Les plastifiants, par exemple, sont ajoutés aux plastiques pour les rendre souples et malléables. Ce sont des perturbateurs endocriniens. Le BPA, les bisphénols et les phtalates sont particulièrement préoccupants. Tout comme les PFAS, connus sous le nom de « produits chimiques éternels », parce qu’ils ne se décomposent ni ne disparaissent jamais. Par ailleurs, les produits en plastique restent une source potentiellement toxique, même après leur élimination. Lorsqu’ils sont incinérés, ils peuvent libérer des plastiques dans l’air et l’environnement sous forme de minuscules particules (liées aux maladies pulmonaires et cardiaques), de métaux lourds, comme le plomb et le mercure, et de dioxines.

De nombreux problèmes peuvent également surgir lors de leur dégradation, soit dans nos habitations au cours de leur utilisation, soit lorsqu’ils sont rejetés dans l’environnement et qu’ils se transforment en microplastiques ou en nanoplastiques. Les microfibres de plastique se détachent des vêtements et des meubles. Les nanoplastiques s’échappent des emballages et des contenants alimentaires (en particulier lorsque nous les soumettons aux micro-ondes). Les microplastiques se retrouvent dans les fruits et légumes que nous consommons, dans l’eau du robinet ou en bouteille, etc.
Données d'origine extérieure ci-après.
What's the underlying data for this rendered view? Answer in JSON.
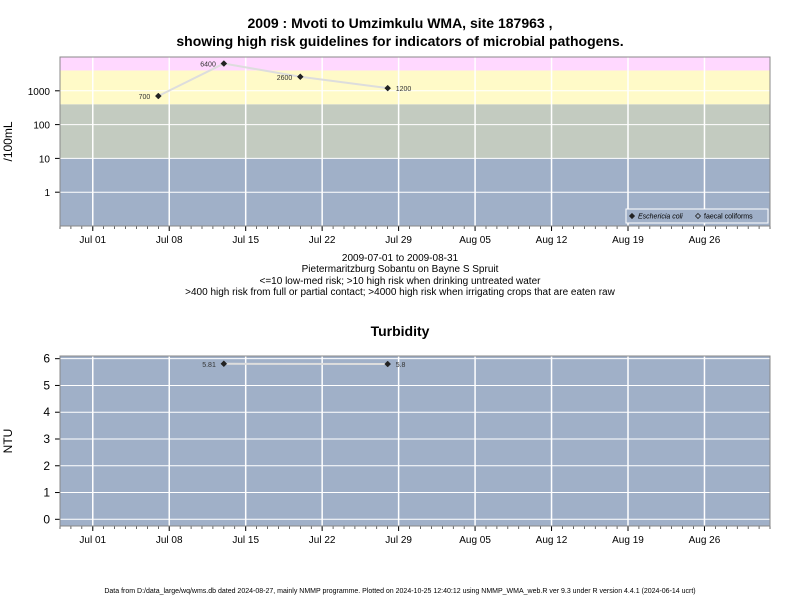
{
  "chart_data": [
    {
      "type": "scatter",
      "title": "2009 : Mvoti to Umzimkulu WMA, site 187963 ,",
      "subtitle": "showing high risk guidelines for indicators of microbial pathogens.",
      "ylabel": "/100mL",
      "yscale": "log",
      "ylim": [
        0.1,
        10000
      ],
      "yticks": [
        1,
        10,
        100,
        1000
      ],
      "ytick_labels": [
        "1",
        "10",
        "100",
        "1000"
      ],
      "xlim": [
        "2009-06-28",
        "2009-09-01"
      ],
      "xticks": [
        "2009-07-01",
        "2009-07-08",
        "2009-07-15",
        "2009-07-22",
        "2009-07-29",
        "2009-08-05",
        "2009-08-12",
        "2009-08-19",
        "2009-08-26"
      ],
      "xtick_labels": [
        "Jul 01",
        "Jul 08",
        "Jul 15",
        "Jul 22",
        "Jul 29",
        "Aug 05",
        "Aug 12",
        "Aug 19",
        "Aug 26"
      ],
      "bands": [
        {
          "from": 0.1,
          "to": 10,
          "color": "#a0b0c8"
        },
        {
          "from": 10,
          "to": 400,
          "color": "#c3cbc0"
        },
        {
          "from": 400,
          "to": 4000,
          "color": "#fffac8"
        },
        {
          "from": 4000,
          "to": 10000,
          "color": "#ffd8ff"
        }
      ],
      "series": [
        {
          "name": "Eschericia coli",
          "color": "#222222",
          "line_color": "#dddddd",
          "x": [
            "2009-07-07",
            "2009-07-13",
            "2009-07-20",
            "2009-07-28"
          ],
          "y": [
            700,
            6400,
            2600,
            1200
          ],
          "labels": [
            "700",
            "6400",
            "2600",
            "1200"
          ]
        }
      ],
      "legend": {
        "position": "bottom-right",
        "entries": [
          {
            "label": "Eschericia coli",
            "marker": "filled-diamond"
          },
          {
            "label": "faecal coliforms",
            "marker": "open-diamond"
          }
        ]
      },
      "grid": true
    },
    {
      "type": "scatter",
      "title": "Turbidity",
      "ylabel": "NTU",
      "ylim": [
        -0.25,
        6.1
      ],
      "yticks": [
        0,
        1,
        2,
        3,
        4,
        5,
        6
      ],
      "ytick_labels": [
        "0",
        "1",
        "2",
        "3",
        "4",
        "5",
        "6"
      ],
      "xlim": [
        "2009-06-28",
        "2009-09-01"
      ],
      "xticks": [
        "2009-07-01",
        "2009-07-08",
        "2009-07-15",
        "2009-07-22",
        "2009-07-29",
        "2009-08-05",
        "2009-08-12",
        "2009-08-19",
        "2009-08-26"
      ],
      "xtick_labels": [
        "Jul 01",
        "Jul 08",
        "Jul 15",
        "Jul 22",
        "Jul 29",
        "Aug 05",
        "Aug 12",
        "Aug 19",
        "Aug 26"
      ],
      "bands": [
        {
          "from": -0.25,
          "to": 6.1,
          "color": "#a0b0c8"
        }
      ],
      "series": [
        {
          "color": "#222222",
          "line_color": "#dddddd",
          "x": [
            "2009-07-13",
            "2009-07-28"
          ],
          "y": [
            5.81,
            5.8
          ],
          "labels": [
            "5.81",
            "5.8"
          ]
        }
      ],
      "grid": true
    }
  ],
  "caption": {
    "line1": "2009-07-01 to 2009-08-31",
    "line2": "Pietermaritzburg Sobantu on Bayne S Spruit",
    "line3": "<=10 low-med risk; >10 high risk when drinking untreated water",
    "line4": ">400 high risk from full or partial contact; >4000 high risk when irrigating crops that are eaten raw"
  },
  "footer": "Data from D:/data_large/wq/wms.db dated 2024-08-27, mainly NMMP programme. Plotted on 2024-10-25 12:40:12 using NMMP_WMA_web.R ver 9.3 under R version 4.4.1 (2024-06-14 ucrt)"
}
La manière dont les microplastiques interagissent avec les organes humains ou affectent le fonctionnement de l’organisme reste largement méconnue, car les microplastiques et la santé constituent un nouveau domaine d’étude. Mais compte tenu de la complexité des plastiques, les scientifiques pensent qu’il faudra des années pour identifier les mécanismes précis par lesquels les microplastiques et des milliers d’additifs liés aux plastiques affectent notre santé. C’est pourquoi des chercheurs, des militants et même des États réclament que le cycle de vie complet des plastiques soit réglementé, de l’extraction du pétrole à la création des ingrédients pétrochimiques du plastique et à leur élimination en toute sécurité.